Mimesis figures prominently in Huhn’s fine analysis of Hogarth—but what, we may ask, of society? Huhn draws in society at the end of Chapter Two through remarks on Hogarth’s second explanatory print for The Analysis of Beauty, a depiction of a country dance: “the passive movements of looking become the active movements of drawing that are still more activated, and socialized, in dancing” (100). Huhn here suggests, in contradistinction to his chapter on Burke, that society is the telos rather than the origin of the aesthetic imagination.

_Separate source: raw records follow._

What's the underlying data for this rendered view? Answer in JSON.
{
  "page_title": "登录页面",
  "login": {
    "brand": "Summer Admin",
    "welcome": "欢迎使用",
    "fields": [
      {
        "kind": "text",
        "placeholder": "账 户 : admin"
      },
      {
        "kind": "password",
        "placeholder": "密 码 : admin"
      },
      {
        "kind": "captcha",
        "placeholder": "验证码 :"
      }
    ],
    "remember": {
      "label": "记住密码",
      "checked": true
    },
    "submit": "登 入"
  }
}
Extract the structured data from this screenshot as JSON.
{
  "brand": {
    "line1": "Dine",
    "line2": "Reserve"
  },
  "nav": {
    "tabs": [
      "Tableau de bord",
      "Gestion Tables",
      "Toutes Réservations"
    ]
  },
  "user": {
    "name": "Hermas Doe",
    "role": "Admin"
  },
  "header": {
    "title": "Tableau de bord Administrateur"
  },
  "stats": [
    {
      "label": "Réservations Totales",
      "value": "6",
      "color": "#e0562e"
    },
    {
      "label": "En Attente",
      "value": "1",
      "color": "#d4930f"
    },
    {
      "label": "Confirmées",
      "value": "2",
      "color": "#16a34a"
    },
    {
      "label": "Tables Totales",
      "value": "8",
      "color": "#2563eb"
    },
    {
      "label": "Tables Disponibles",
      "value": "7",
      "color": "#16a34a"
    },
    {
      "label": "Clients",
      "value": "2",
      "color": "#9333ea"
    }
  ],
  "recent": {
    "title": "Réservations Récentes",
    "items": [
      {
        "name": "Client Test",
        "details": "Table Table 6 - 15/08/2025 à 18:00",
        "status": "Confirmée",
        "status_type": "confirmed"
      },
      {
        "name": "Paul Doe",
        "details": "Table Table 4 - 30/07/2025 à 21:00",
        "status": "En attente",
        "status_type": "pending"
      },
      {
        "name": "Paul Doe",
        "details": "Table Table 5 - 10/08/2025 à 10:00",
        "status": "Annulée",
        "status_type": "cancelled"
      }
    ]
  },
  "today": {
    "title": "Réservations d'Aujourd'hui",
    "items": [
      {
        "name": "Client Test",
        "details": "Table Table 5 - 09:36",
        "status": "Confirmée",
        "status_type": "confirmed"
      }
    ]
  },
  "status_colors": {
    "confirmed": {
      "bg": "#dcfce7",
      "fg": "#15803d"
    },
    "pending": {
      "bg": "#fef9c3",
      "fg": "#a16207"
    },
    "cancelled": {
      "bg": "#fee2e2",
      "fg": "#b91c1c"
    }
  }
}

Huhn’s third and last chapter, on Kant, consists of arguing, against successively summoned Kantians (John Zammito, Henry Allison, Eva Schaper, et al.), that “for Kant pleasure is the sine qua non of aesthetic judgment” (104). Huhn’s implied audience here consists of “us . . . Kantians” (127). For those outside of this circle, the merits of Huhn’s case are hard to judge. In earlier chapters, particularly the chapter on Burke, Huhn displays a lack of real engagement with the scholarly literature; here, by contrast, he obscures his argument in an extensive, perhaps excessive engagement with a specialized literature. Three things about this chapter stand out: first, for Kant (as opposed to Burke and Hogarth) aesthetic pleasure is “unlike pleasure in general” (148). Second, “the pleasure we take in the beautiful is,” in Kant’s phrase, “a pleasure of mere reflection” (quoted 115): it is this self-reflexive nature of aesthetic judgment that allows Huhn to claim that mimesis is crucial to the Kantian project. Third and finally, Huhn does not here address the relation of imitation to society.

Presumably as a response to this disappearance of “society” from his book, Huhn concludes, candidly: “[b]y titling the book Imitation and Society I had hoped that in following the intricate movements of mimesis through Burke, Hogarth, and Kant ‘society’ would somehow emerge as the true object and origin of taste and aesthetic judgment. Yet now that I’ve emptied the barrel—though not without relish—no key appears” (151). Despite his inability to give a coherent sociological account of the aesthetic (undoubtedly an ambitious aim), Huhn nonetheless challenges us to think through the theoretical connections between representation, pleasure, and “society”—at least the particular society that produced Hogarth’s dance and Burke’s person of taste. Huhn suggests that the rhetoric of empiricism has not yet been fully mined, at least not in its social context. I particularly recommend to this journal’s readership Huhn’s important chapter on Hogarth’s empiricist aesthetics.

 


NOTES

[1] See, for example, Paul de Man, “The Epistemology of Metaphor,” Critical Inquiry 5 (Autumn 1978): 13–30; John Richetti, Philosophical Writing: Locke, Berkeley, Hume (Cambridge Mass., 1983); Cathy Caruth, Empirical Truths and Critical Fictions: Locke, Wordsworth, Kant, Freud (Baltimore, 1991); Frances Ferguson, Solitude and the Sublime: Romanticism and the Aesthetics of Individuation (New York, 1992) includes chapters on Burke and Kant; Jules David Law, The Rhetoric of Empiricism: Language and Perception from Locke to I. A. Richards (Ithaca, 1993) includes a chapter on Burke; Adam Potkay, The Fate of Eloquence in the Age of Hume (Ithaca, 1994), esp. 181–88; William Walker, Locke, Literary Criticism, and Philosophy (Cambridge, 1994); David Marshall, “Arguing by Analogy: Hume’s Standard of Taste,” Eighteenth-Century Studies 28 (1995): 323–43.